LaPointe ran for a full two-year term in the 2020 Illinois elections. In the Democratic primary election for the seat, she faced Chicago police officer Joe Duplechin and former WGN radio personality Patti Vasquez. She has been endorsed by the Chicago Tribune, the Chicago Sun-Times, Chicago mayor Lori Lightfoot, U.S. Senator Dick Durbin, U.S. Representative Mike Quigley, former state senator Daniel Biss, and a number of labor unions. In March 2020, LaPointe circulated campaign mailings alleging that her two opponents were anti-women's rights by pointing to past electoral support of particular donors. Duplechin and Vasquez criticized the mailer, and NBC Chicago found that LaPointe had received similar donations from some of the very same donors. LaPointe won the primary election on March 17, 2020, with 41.3% of the vote, and faced Jeff Muehlfelder in the general election on November 3, 2020.

=== Tenure ===
In February 2020, LaPointe introduced legislation that would allow first responders to claim worker's compensation benefits to cover post-traumatic stress disorder. That same month, she sponsored legislation that would require the Department of Veterans' Affairs to create a veterans assistance hotline.

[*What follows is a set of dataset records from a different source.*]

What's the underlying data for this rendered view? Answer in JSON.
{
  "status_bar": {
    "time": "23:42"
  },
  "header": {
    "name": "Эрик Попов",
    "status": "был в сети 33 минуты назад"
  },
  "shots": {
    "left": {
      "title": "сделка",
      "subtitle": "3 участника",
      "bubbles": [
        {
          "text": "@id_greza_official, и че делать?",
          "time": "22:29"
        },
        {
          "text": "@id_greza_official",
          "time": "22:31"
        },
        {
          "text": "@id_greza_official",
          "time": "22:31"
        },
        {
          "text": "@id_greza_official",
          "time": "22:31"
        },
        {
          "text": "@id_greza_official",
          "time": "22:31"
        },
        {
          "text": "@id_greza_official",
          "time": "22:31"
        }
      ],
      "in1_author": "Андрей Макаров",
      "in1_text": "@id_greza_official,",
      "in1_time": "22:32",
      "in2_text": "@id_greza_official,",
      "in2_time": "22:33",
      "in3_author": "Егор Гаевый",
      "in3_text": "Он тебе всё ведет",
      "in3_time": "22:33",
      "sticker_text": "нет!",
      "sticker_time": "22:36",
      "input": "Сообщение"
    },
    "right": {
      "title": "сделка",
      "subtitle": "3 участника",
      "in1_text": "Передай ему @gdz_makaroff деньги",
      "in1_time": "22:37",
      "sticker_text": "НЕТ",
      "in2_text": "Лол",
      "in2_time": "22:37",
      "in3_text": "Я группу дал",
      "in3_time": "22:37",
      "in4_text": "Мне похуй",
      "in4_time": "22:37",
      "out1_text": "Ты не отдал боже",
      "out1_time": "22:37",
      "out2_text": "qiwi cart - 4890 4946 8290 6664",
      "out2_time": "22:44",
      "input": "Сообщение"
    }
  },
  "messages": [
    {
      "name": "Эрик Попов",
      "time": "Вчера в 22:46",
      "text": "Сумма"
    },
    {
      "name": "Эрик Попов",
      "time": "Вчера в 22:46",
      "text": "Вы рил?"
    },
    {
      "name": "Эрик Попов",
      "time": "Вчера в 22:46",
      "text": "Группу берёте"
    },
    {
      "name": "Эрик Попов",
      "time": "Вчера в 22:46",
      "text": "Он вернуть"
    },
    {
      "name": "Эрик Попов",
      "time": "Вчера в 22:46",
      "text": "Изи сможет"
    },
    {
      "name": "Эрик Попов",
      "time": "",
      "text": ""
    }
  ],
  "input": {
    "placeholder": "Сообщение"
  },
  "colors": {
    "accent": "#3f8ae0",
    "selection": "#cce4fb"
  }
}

She has also co-sponsored legislation including the Clean Energy Jobs Act, a bill that would allow eligible students to vote during school hours on election day, and a bill that would create a state-wide Domestic Violence Task Force.

==== Committees ====
As of July 3, 2022, Representative LaPointe is a member of the following Illinois House Committees:

- Appropriations - Public Safety (HAPP)
- Elementary & Secondary Education: School Curriculum & Policies Committee (HELM)
- Housing Committee (SHOU)
- Human Services Committee (HHSV)
- Police & Fire Committee (SHPF)
- (chairwoman of) Public Benefits Subcommittee (HHSV-PUBX)

==Electoral history==

Illinois 19th Representative District Democratic Primary, 2020
| Party |  | Candidate | Votes | % |
|---|---|---|---|---|
|  | Democratic | Lindsey LaPointe (incumbent) | 7,295 | 42.56 |
|  | Democratic | Patricia D. "Patti Vasquez" Bonnin | 5,979 | 34.89 |
|  | Democratic | Joe Duplechin | 3,865 | 22.55 |
| Total votes |  |  | 17,139 | 100.0 |

Illinois 19th Representative District General Election, 2020
| Party |  | Candidate | Votes | % |
|---|---|---|---|---|
|  | Democratic | Lindsey LaPointe (incumbent) | 27,823 | 58.40 |
|  | Republican | Jeff Muehlfelder | 18,277 | 38.36 |
|  | Libertarian | Joseph Schreiner | 1,544 | 3.24 |
| Total votes |  |  | 47,644 | 100.0 |

Illinois 19th Representative District Democratic Primary, 2022
| Party |  | Candidate | Votes | % |
|---|---|---|---|---|
|  | Democratic | Lindsey LaPointe (incumbent) | 9,474 | 76.13 |
|  | Democratic | Tina Wallace | 2,970 | 23.87 |
| Total votes |  |  | 12,444 | 100.0 |

Illinois 19th Representative District General Election, 2022
| Party |  | Candidate | Votes | % | ±% |
|  | Democratic | Lindsey LaPointe (incumbent) | 22,458 | 69.85 | +11.45% |
|  | Republican | Michael Harn | 9695 | 30.15 | −8.21% |
| Total votes |  |  | 32,153 | 100.0 |

== Personal life ==
LaPointe lives in Portage Park, Chicago.